Energy usage for AI will increase with features like immersive AI and agentic AI. Also, the cost of energy usage will ultimately fall on the consumer. A parliamentary report in Virginia published in 2024 found that residents could pay an extra 37.50 USD per month for energy to account for increased energy usage by data centers.
6. What is Mistral AI? Everything to know about the OpenAI competitor
This regularly updated TechCrunch article presents Mistral AI – the French AI startup behind the Le Chat AI assistant. Founded in 2023, the startup has raised around 1 billion EUR in funding and is currently valued at 6 billion USD. Mistral AI has released several models, including Mistral Large 2 (its main large language model), Pixtral (a family of multimodal models), Devstral (an AI model for coding that is available with the open-source Apache 2.0 license), Les Ministraux (a family of models for edge and devices), and Mistral Saba (a model focused on Arabic). The Le Chat AI assistant got 1 million downloads it the two weeks after its release.
Mistral AI’s revenue model is based on tiered access to Le Chat, with Le Chat Pro costing 14.99 USD per month, as well as on enterprise licenses for its larger models. The company signed a deal with Microsoft in 2024 to distribute its models via Microsoft’s Azure platform and received 15 million EUR in investment. In January, the company signed a content deal with Agence France-Presse (AFP) giving it access to AFP content back to 1983, and in a joint venture with the UAE investment firm MGX and with Nvida, the company is participating in the building of an AI campus outside of Paris. The company owners say that Mistral AI is not for sale but an IPO plan is being prepared.
7. Russian-led cybercrime network dismantled in global operation
A consortium of British, Canadian, Danish, Dutch, French, German and US police working together have dismantled a cybercriminal network composed of 20 individuals, mostly living in Russia.
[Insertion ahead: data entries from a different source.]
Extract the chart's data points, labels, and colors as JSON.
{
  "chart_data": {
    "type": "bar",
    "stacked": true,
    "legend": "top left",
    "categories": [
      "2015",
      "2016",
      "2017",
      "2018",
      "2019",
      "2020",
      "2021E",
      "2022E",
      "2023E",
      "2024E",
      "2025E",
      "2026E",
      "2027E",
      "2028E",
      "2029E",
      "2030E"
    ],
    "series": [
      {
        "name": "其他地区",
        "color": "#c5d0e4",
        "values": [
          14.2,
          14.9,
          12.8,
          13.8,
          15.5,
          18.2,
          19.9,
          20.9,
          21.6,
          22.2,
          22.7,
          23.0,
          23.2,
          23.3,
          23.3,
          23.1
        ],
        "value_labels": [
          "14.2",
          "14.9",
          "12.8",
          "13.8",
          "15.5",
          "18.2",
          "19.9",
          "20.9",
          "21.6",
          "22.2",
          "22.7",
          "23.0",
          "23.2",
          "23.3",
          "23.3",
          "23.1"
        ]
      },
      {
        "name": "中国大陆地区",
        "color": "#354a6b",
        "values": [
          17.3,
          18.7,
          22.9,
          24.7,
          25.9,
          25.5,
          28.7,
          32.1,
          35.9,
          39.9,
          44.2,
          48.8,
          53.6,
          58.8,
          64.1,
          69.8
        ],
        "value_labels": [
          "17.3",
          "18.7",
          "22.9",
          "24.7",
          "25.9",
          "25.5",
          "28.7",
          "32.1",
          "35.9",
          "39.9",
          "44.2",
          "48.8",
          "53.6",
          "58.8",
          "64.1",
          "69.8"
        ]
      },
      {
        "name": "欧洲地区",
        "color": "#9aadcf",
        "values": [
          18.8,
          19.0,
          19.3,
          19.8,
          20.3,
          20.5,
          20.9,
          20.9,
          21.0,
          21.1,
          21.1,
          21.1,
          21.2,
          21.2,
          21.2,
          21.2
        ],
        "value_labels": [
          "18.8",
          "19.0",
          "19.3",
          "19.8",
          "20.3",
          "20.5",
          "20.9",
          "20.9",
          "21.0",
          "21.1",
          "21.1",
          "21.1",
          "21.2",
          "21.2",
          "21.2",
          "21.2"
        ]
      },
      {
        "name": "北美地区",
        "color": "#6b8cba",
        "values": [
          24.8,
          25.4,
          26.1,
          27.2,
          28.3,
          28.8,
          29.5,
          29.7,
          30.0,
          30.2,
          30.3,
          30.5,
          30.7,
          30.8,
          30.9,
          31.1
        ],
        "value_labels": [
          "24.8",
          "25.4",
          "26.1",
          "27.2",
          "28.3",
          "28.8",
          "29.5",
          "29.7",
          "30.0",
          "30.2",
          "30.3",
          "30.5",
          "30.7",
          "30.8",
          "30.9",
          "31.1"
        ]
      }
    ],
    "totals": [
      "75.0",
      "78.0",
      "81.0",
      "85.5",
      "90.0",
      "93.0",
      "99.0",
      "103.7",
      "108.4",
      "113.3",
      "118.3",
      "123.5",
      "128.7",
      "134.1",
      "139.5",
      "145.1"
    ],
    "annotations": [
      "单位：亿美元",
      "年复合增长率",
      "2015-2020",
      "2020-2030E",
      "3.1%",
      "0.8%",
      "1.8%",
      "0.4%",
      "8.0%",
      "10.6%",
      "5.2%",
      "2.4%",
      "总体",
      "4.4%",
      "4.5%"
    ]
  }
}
The individuals are believed to lead the Qakbot, Danabot and Trickbot malware operations. The police said that Danabot operations led to malware intrusions on 300’000 computers, mainly in the US and India. Police said the group also had an “espionage variant used to target military, diplomatic, government and non-governmental organizations”. One of the individuals mentioned in relation to Trickbot is Russian national Vitalii Nikolayevich Kovalev who is also alleged to be behind the Conti ransomware blackmail group. German police authorities have described him as the “most successful blackmailers in the history of cybercrime”, and his crypto-wallet is said to have 1 billion EUR. Conti was active in many ransomware attacks on US hospitals, with a peak during the Covid-19 pandemic.
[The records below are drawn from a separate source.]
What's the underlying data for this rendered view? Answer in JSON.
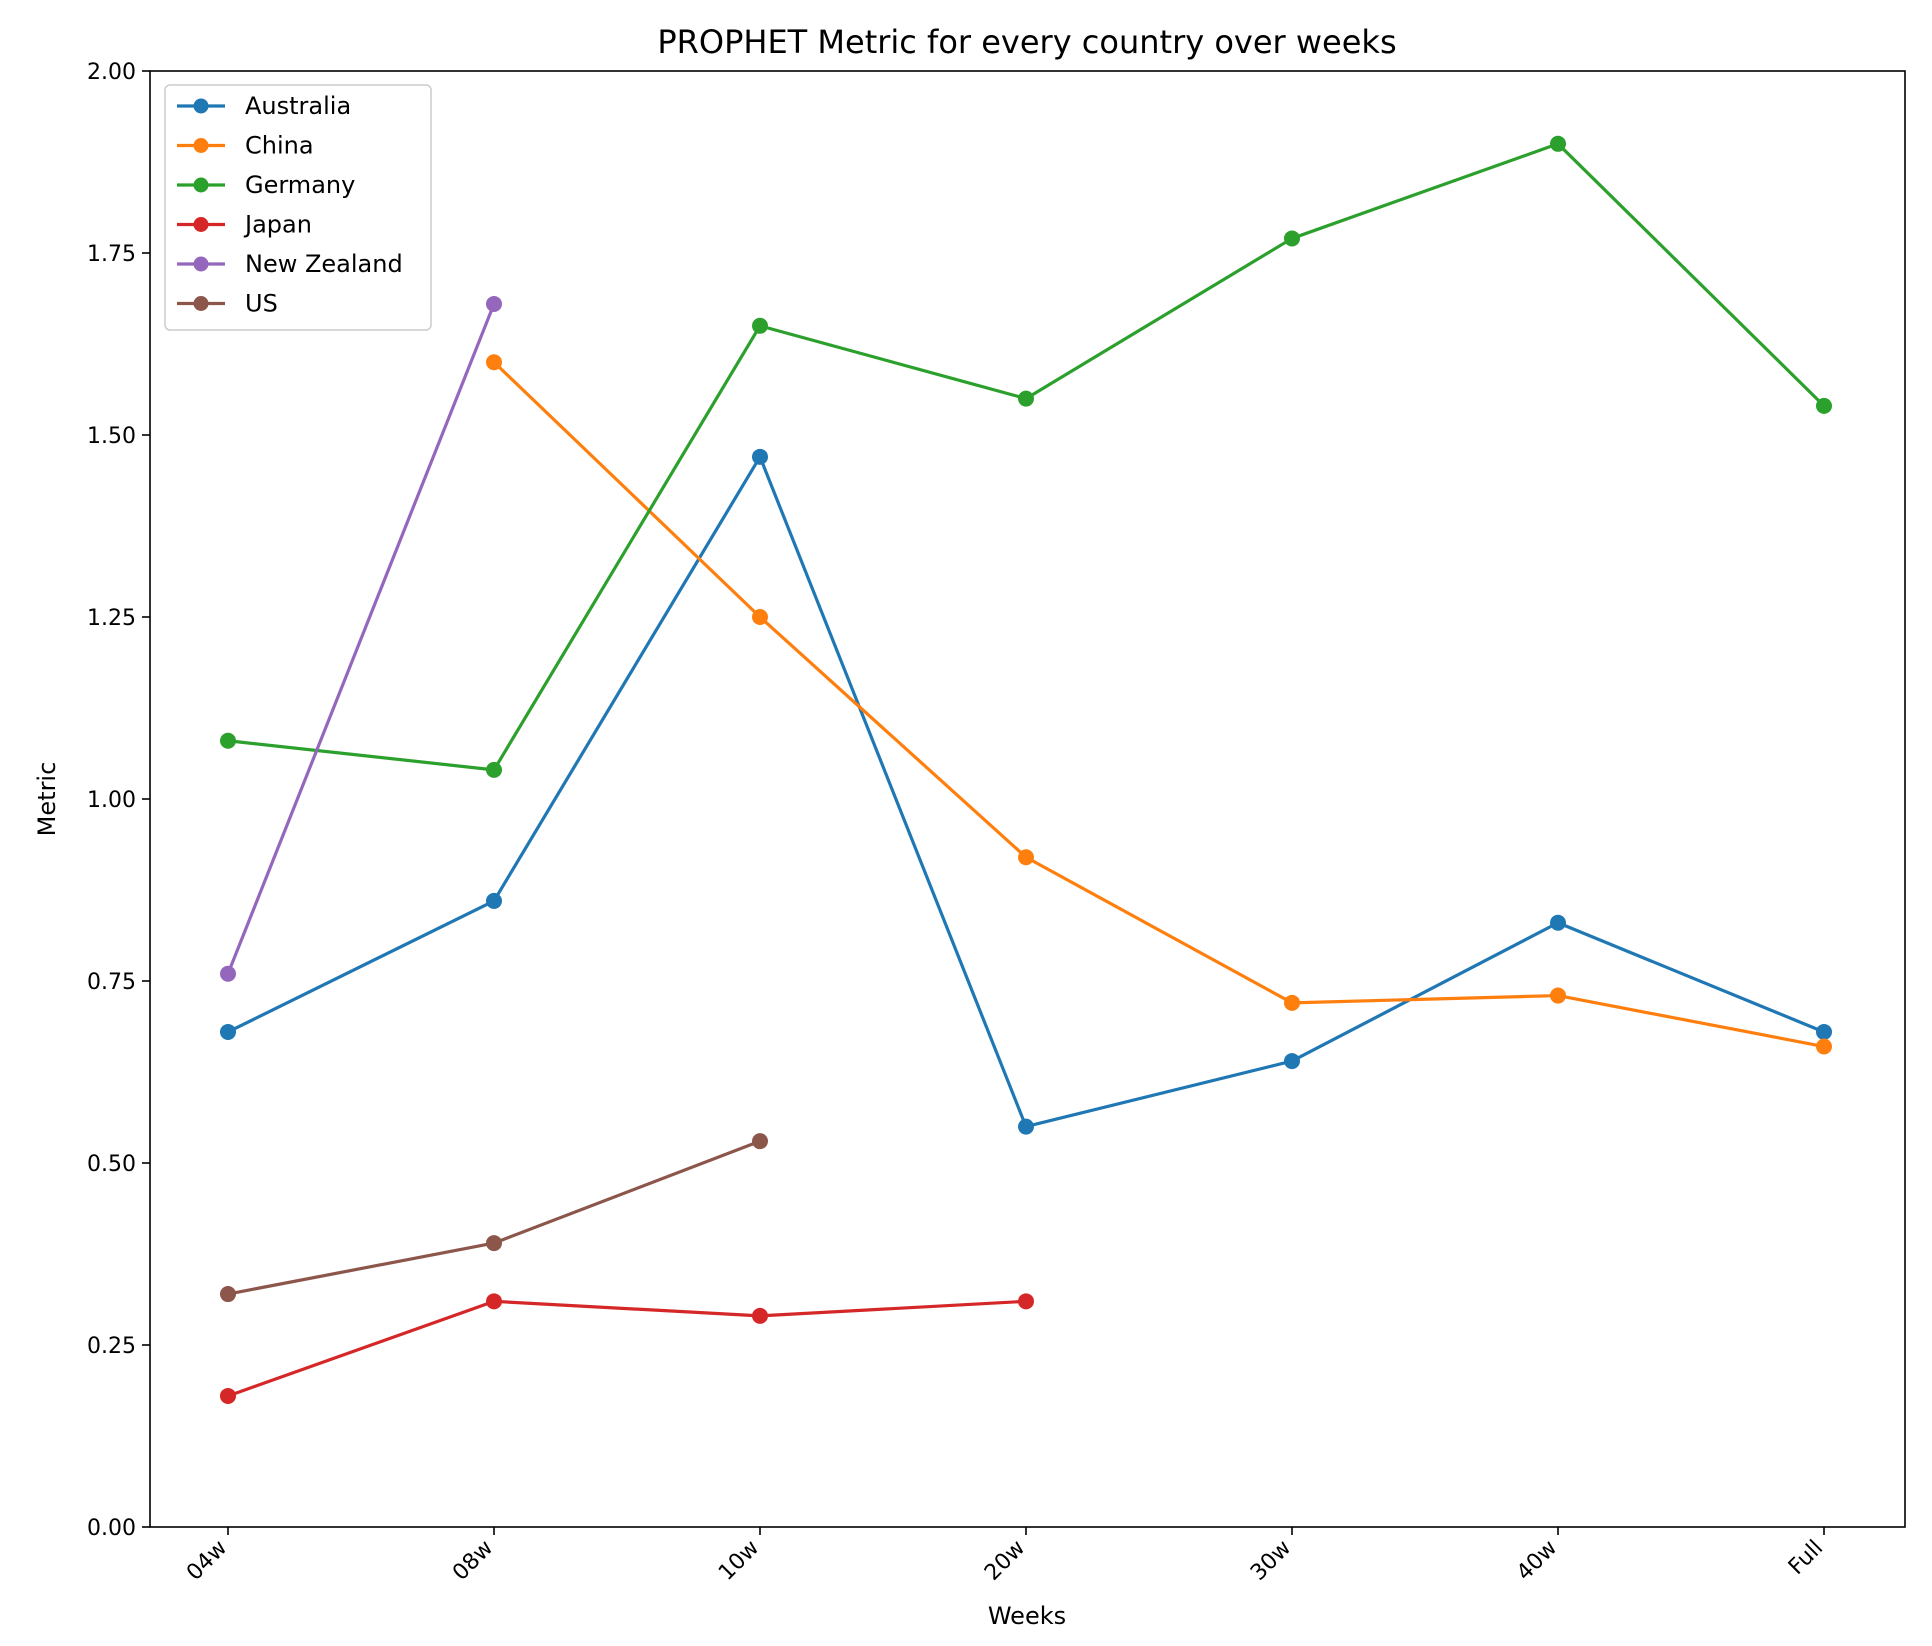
{
  "chart_data": {
    "type": "line",
    "title": "PROPHET Metric for every country over weeks",
    "xlabel": "Weeks",
    "ylabel": "Metric",
    "categories": [
      "04w",
      "08w",
      "10w",
      "20w",
      "30w",
      "40w",
      "Full"
    ],
    "ylim": [
      0,
      2
    ],
    "yticks": [
      "0.00",
      "0.25",
      "0.50",
      "0.75",
      "1.00",
      "1.25",
      "1.50",
      "1.75",
      "2.00"
    ],
    "grid": false,
    "legend_position": "top-left",
    "series": [
      {
        "name": "Australia",
        "color": "#1f77b4",
        "values": [
          0.68,
          0.86,
          1.47,
          0.55,
          0.64,
          0.83,
          0.68
        ]
      },
      {
        "name": "China",
        "color": "#ff7f0e",
        "values": [
          null,
          1.6,
          1.25,
          0.92,
          0.72,
          0.73,
          0.66
        ]
      },
      {
        "name": "Germany",
        "color": "#2ca02c",
        "values": [
          1.08,
          1.04,
          1.65,
          1.55,
          1.77,
          1.9,
          1.54
        ]
      },
      {
        "name": "Japan",
        "color": "#d62728",
        "values": [
          0.18,
          0.31,
          0.29,
          0.31,
          null,
          null,
          null
        ]
      },
      {
        "name": "New Zealand",
        "color": "#9467bd",
        "values": [
          0.76,
          1.68,
          null,
          null,
          null,
          null,
          null
        ]
      },
      {
        "name": "US",
        "color": "#8c564b",
        "values": [
          0.32,
          0.39,
          0.53,
          null,
          null,
          null,
          null
        ]
      }
    ]
  }
}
8. Sufficient Context: A New Lens on Retrieval-Augment Generation Systems
Retrieval-augment generation (RAG) is a technique used with large language models that permits information to be added to a model query so the model can cater for information that post-dates its training data, and reduce hallucinations. In this study from Google, Duke University and UC San Diego, researchers investigate the effectiveness of RAG based on the quality of data passed to a model query using RAG. They define the notion of sufficient context as the RAG providing enough information for the model to be able to give a correct answer. A language model based auto-rater was designed to classify RAG data as sufficient or not. When the classifier identifies sufficient context, the number of correct answers increases by 2% to 10% for Gemini, GPT, and Gemma. The researchers also found that common language models give correct responses 35% to 62% of the time even when the context is insufficient, showing that models rely heavily on their trained knowledge. Finally, the research shows that when the context is insufficient, models tend to hallucinate more than abstain from answering the query. Abstention is the desirable outcome when context is insufficient, but it is as if the model uses the context to compensate for its lack of trained knowledge. One approach suggested is to fine tune models to encourage abstention when prompt contexts are insufficient.